I believe you have a dead center with a Morse Taper installed in the tailstock quill.  You can probably just put a good solid punch in from the back side (through the nut) - give it a good whap with a hammer and that dead center will pop out.  You will then need to figure out what the tailstock screw is not bumping the center out when the quill is retracted (perhaps that dead center has been shortened in the back end?).  Be careful that you don't damage the threads or bang up the fit of the quill at all.

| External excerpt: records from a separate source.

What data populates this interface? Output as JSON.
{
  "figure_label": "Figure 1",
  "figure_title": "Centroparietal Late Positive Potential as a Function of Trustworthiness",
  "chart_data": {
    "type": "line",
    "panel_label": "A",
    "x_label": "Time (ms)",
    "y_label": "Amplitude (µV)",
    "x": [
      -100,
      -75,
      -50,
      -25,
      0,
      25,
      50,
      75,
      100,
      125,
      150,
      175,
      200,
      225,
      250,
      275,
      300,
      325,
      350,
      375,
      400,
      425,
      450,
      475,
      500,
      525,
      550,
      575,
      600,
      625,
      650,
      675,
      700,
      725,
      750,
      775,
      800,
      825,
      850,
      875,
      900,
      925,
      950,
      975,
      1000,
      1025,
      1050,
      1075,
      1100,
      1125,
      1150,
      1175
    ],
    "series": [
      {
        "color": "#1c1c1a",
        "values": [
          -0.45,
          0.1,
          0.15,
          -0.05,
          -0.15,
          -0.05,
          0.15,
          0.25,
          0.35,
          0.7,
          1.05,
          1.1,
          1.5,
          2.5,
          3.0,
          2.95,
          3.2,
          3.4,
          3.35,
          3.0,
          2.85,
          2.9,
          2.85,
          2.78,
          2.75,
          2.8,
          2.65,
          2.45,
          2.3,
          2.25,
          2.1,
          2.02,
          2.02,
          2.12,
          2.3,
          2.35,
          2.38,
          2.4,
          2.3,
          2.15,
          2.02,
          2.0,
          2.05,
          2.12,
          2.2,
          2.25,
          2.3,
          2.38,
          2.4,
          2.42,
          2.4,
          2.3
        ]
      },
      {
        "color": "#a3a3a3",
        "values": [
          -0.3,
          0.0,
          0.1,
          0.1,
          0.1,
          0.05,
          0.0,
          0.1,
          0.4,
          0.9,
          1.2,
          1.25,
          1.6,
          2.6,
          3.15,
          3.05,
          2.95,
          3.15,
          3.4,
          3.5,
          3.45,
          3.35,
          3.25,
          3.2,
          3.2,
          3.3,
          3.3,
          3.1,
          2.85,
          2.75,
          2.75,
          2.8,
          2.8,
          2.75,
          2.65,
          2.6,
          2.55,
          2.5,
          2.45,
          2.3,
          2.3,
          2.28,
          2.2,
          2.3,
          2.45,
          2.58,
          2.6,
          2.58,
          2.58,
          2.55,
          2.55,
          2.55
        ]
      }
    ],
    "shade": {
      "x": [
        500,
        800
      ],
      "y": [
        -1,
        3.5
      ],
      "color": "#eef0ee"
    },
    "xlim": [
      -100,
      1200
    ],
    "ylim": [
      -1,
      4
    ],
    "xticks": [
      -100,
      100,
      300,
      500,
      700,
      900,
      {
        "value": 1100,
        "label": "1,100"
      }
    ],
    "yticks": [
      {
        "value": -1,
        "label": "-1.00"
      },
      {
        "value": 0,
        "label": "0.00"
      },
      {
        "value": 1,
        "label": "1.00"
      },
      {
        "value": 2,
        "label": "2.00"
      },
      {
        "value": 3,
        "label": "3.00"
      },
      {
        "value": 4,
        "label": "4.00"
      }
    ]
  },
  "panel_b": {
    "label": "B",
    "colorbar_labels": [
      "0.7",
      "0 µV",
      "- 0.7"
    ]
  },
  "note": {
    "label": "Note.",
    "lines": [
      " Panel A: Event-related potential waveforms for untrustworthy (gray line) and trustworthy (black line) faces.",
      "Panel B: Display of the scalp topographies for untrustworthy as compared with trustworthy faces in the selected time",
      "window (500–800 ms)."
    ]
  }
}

If the center is proving difficult to remove from the quill barrel, please post back.  There are tricks to getting very tight centers out, but chances are a good sturdy punch and a sharp wrap with a hammer and you'll get that dead center knocked out.

What make a model of lathe is it?  There is probably someone here who can confirm what taper you have.

Let us know how it works out.  Regards, David


----------



## Bob Korves (Jan 13, 2016)

It looks like what you have there is the tailstock quill, and the dead center is stuck in the taper of the quill.  You will need to press it out.  Some penetrating oil might help.


----------



## Playingwithmetal (Jan 13, 2016)

Thanks so much.  You were correct.  I just went out and popped it out.  It's a mt3 taper which makes me so happy.  I have lots of tooling and collets ect.  Thanks so much.  Your experience is always so helpful


----------



## kd4gij (Jan 14, 2016)

When you retract the tail stock quill it should eject the center or what ever you are using. when the crank comes to a stop just give it a bump. To eject what ever tool you have in it.


----------



## Wisrianni (Jan 19, 2016)

it looks like its stuck in there. i used a little heat to press a drill chuck out of my tail stock quill. it was stuck in there really bad (i got a deal from ebay the seller couldnt remove the chuck so i got that for free). just heat the outside of the quil real fast and use the screw in the tail stock to press it out. if its too tight then switch to a press.


----------



## kwoodhands (Jan 28, 2016)

Playingwithmetal said:


> Thanks so much.  You were correct.  I just went out and popped it out.  It's a mt3 taper which makes me so happy.  I have lots of tooling and collets ect.  Thanks so much.  Your experience is always so helpful



Now that the center is free,look at the small end. If there is a screw or at least threaded for one ,then back the screw out some. Try 1/8" for starters.Install the center and try to eject it.If it ejects,a dab of blue Loctite on the threads and screw it back to 1/8" projection.
If there is no screw hole,mount center in a chuck,I realize the taper makes this a PITA.The center usually has at least 1/4" of stock with no taper,chuck it here.A lot of center sticking out so go slow. Center drill, then finish with a #5 drill about 3/4" deep.Tap for 1/4-20 threads.Install a short bolt or screw to lengthen the center.

mike


----------